Sachez que le Stinger possède aussi la réputation d’être un excellent remède contre la gueule de bois. Dans Philadelphia Story, puis dans la reprise avec Bing Crosby, Grace Kelly et Frank Sinatra, High Society, on sert aux personnages qui ont abusé du champagne, la veille, un verre de Stinger. Cette boisson, composée du «jus de quelques fleurs», est censée «tuer les regrets.» Bon à savoir, lorsqu’on se prépare à célébrer toute la semaine à Invasion Cocktail!
Stinger
2 ½ onces de cognac
½ once de crème de menthe
Dans un verre old fashioned, réunir les deux ingrédients, sur glace.
Vous avez dit Zombie?
La légende veut que Donn Beach, le père du mouvement tiki, ait uni les ingrédients du Zombie une première fois pour venir en aide à un pauvre client, souffrant d’un mal bien connu, “le lendemain”. Et hop! Un amalgame de trois différents rhums en guise de remontant! Le client, aux anges, en ingurgite trois avant de quitter Don the Beachcomber, “le trou le plus populaire de Hollywood” pour se rendre à un rendez-vous d’affaires. Quand il revient, quelques jours plus tard, Donn s’informe de la suite des choses : le client lui confie alors que la décoction, au lieu de le ramener à la vie, l’a transformée en véritable mort vivant.
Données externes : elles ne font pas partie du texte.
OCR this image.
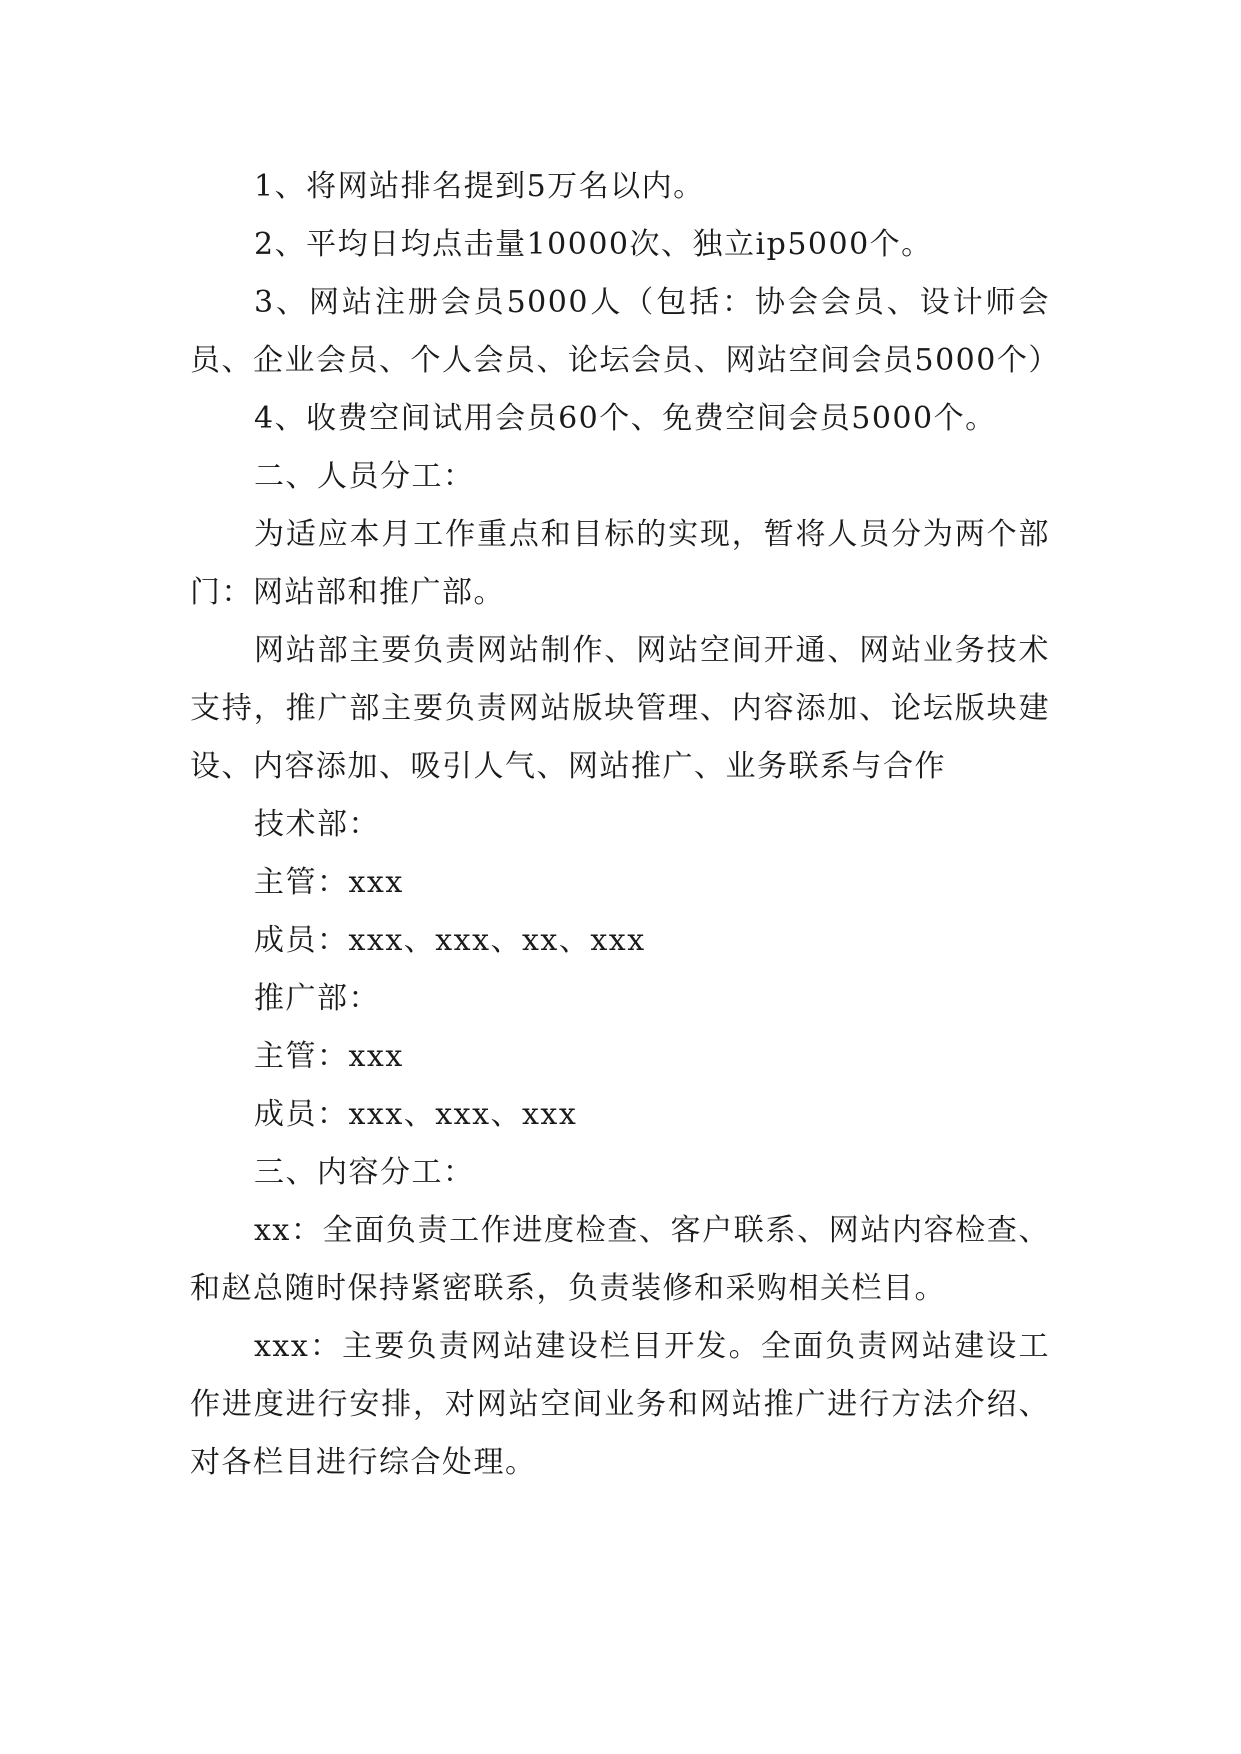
1、将网站排名提到5万名以内。

2、平均日均点击量10000次、独立ip5000个。

3、网站注册会员5000人（包括：协会会员、设计师会员、企业会员、个人会员、论坛会员、网站空间会员5000个）

4、收费空间试用会员60个、免费空间会员5000个。

二、人员分工：

为适应本月工作重点和目标的实现，暂将人员分为两个部门：网站部和推广部。

网站部主要负责网站制作、网站空间开通、网站业务技术支持，推广部主要负责网站版块管理、内容添加、论坛版块建设、内容添加、吸引人气、网站推广、业务联系与合作

技术部：

主管：xxx

成员：xxx、xxx、xx、xxx

推广部：

主管：xxx

成员：xxx、xxx、xxx

三、内容分工：

xx：全面负责工作进度检查、客户联系、网站内容检查、和赵总随时保持紧密联系，负责装修和采购相关栏目。

xxx：主要负责网站建设栏目开发。全面负责网站建设工作进度进行安排，对网站空间业务和网站推广进行方法介绍、对各栏目进行综合处理。
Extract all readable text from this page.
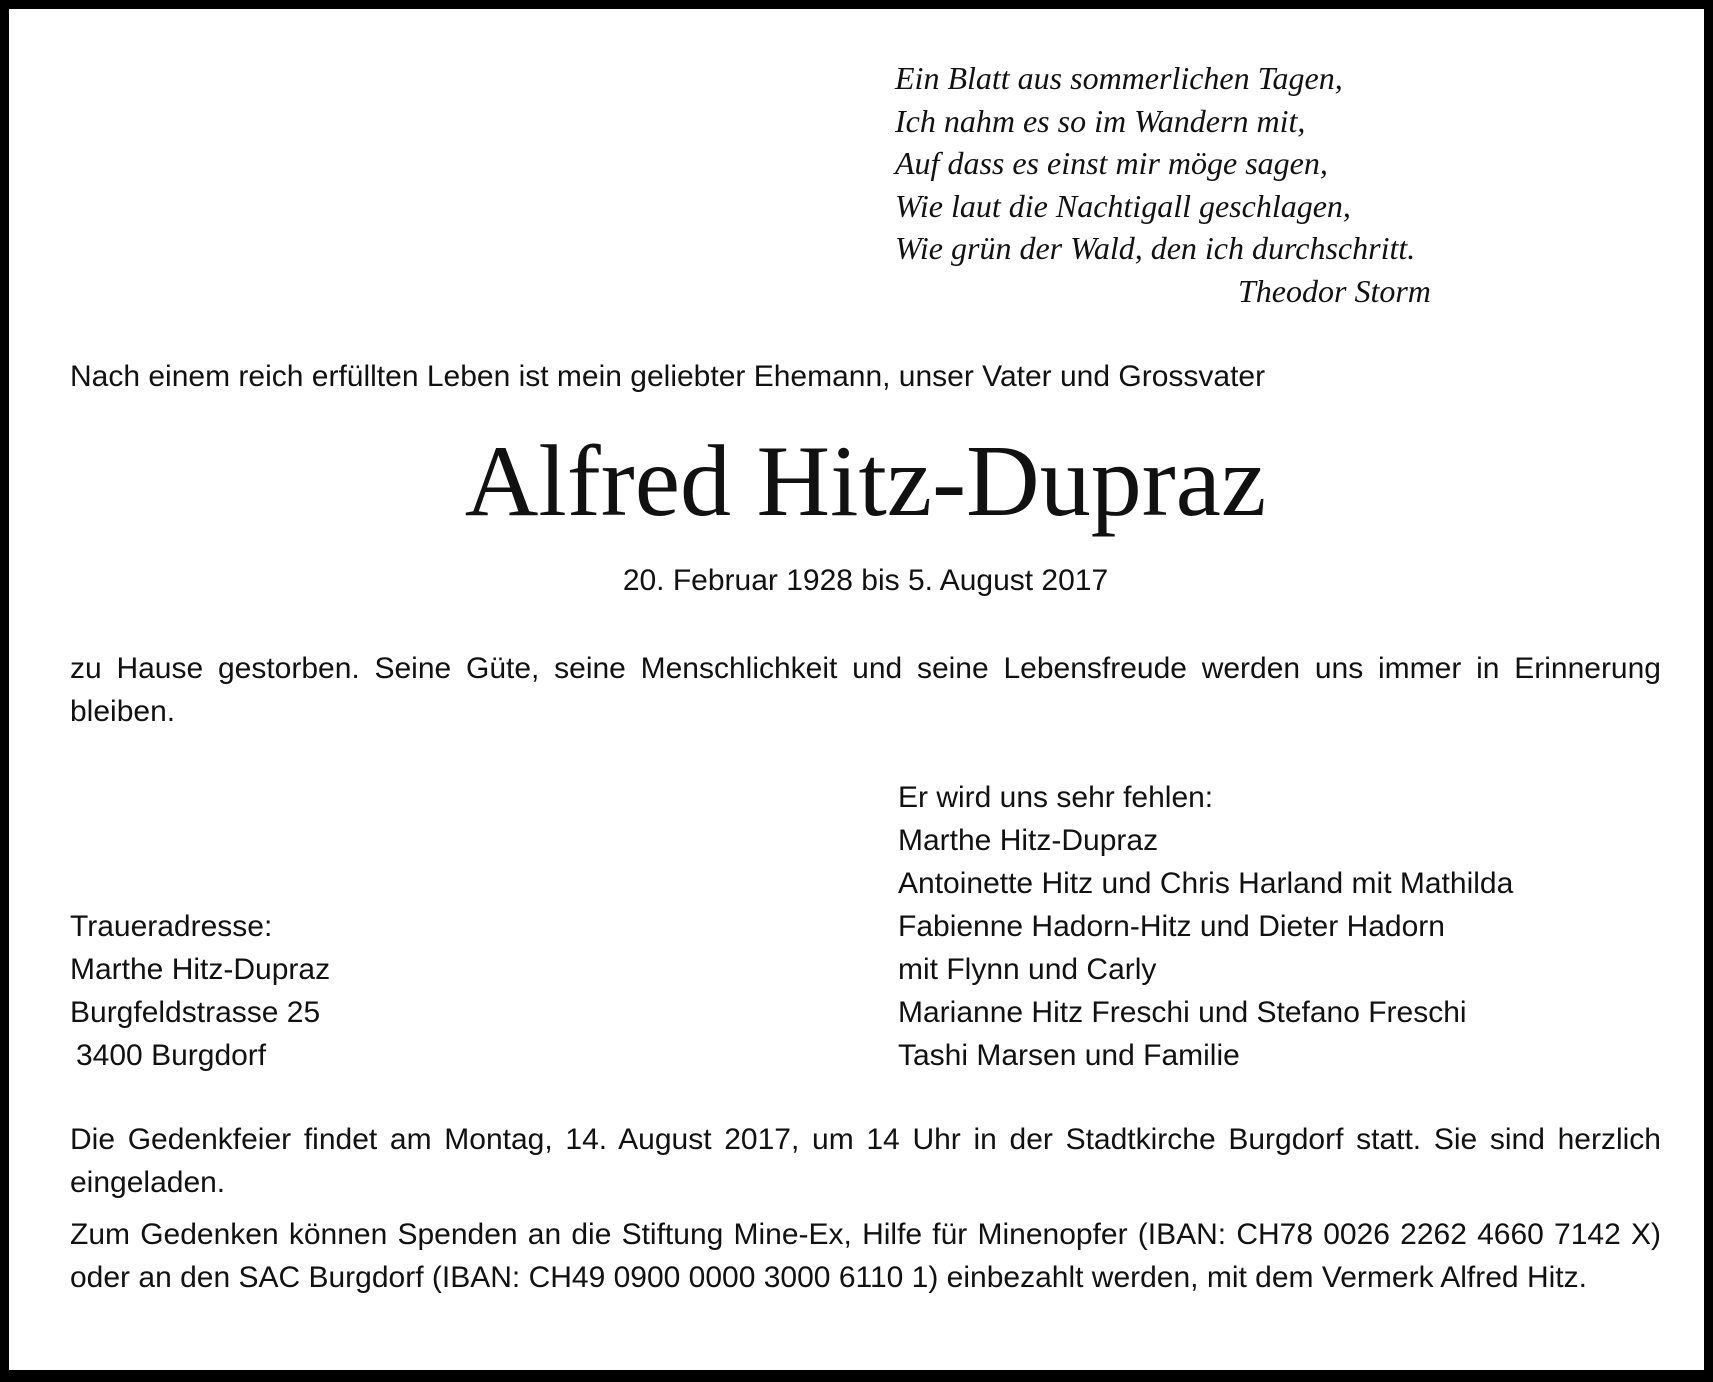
Ein Blatt aus sommerlichen Tagen,
Ich nahm es so im Wandern mit,
Auf dass es einst mir möge sagen,
Wie laut die Nachtigall geschlagen,
Wie grün der Wald, den ich durchschritt.
Theodor Storm
Nach einem reich erfüllten Leben ist mein geliebter Ehemann, unser Vater und Grossvater
Alfred Hitz-Dupraz
20. Februar 1928 bis 5. August 2017
zu Hause gestorben. Seine Güte, seine Menschlichkeit und seine Lebensfreude werden uns immer in Erinnerung bleiben.
Er wird uns sehr fehlen:
Marthe Hitz-Dupraz
Antoinette Hitz und Chris Harland mit Mathilda
Fabienne Hadorn-Hitz und Dieter Hadorn
mit Flynn und Carly
Marianne Hitz Freschi und Stefano Freschi
Tashi Marsen und Familie
Traueradresse:
Marthe Hitz-Dupraz
Burgfeldstrasse 25
3400 Burgdorf
Die Gedenkfeier findet am Montag, 14. August 2017, um 14 Uhr in der Stadtkirche Burgdorf statt. Sie sind herzlich eingeladen.
Zum Gedenken können Spenden an die Stiftung Mine-Ex, Hilfe für Minenopfer (IBAN: CH78 0026 2262 4660 7142 X) oder an den SAC Burgdorf (IBAN: CH49 0900 0000 3000 6110 1) einbezahlt werden, mit dem Vermerk Alfred Hitz.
En vérité, le Zombie est un cocktail fort élaboré, qui a demandé son lot de réécriture et, comme son créateur le confiait en 1940 : “Dans les expériences qui ont mené au Zombie, trois caisses et demie de rhums assortis furent utilisées et se sont retrouvées aux égouts afin que vous puissiez apprécier ce puissant réparateur de rêves brisés.”
De partout, on accourt pour goûter à ce cocktail empreint de mystères, si puissant que Donn refuse d’en servir plus que deux verres à un même client. Dans la presse, on chante allégrement les louanges et les dangers du Zombie et, dans sa biographie, le réalisateur de Dirty Harry, Don Siegel, avoue avoir enfreint, un soir, la loi de Donn en buvant ce troisième Zombie prohibé. “Je ne me souviens pas du restant de la soirée, mais au matin, j’ai arrêté de boire pour la vie.” Promesse d’ivresse, en 1956, le magazine masculin Cabaret offre au lecteur le conseil suivant : “Siroter avec les yeux à demi-fermés. Répéter jusqu’à l’obtention des effets désirés.”
Zombie (1956)
¾ onces de jus de lime frais
½ once de Don’s mix (2 parts de sirop simple infusé à la cannelle pour une part de jus de pamplemousse frais)
½ once de falernum
1 ½ de rhum Porto Ricain gold
1 ½ once de rhum jamaïcain
1 once de rhum Demerara (151 proof)
1 trait d’amers Angostura
6 gouttes de Pernod
1 cuillérée à thé de grenadine
¾ tasse de glace concassée
Passer tous les ingrédients dans un mélangeur électrique environ cinq secondes. Servir dans un verre allongé (ou un verre Tiki). Décorer de feuille de menthe.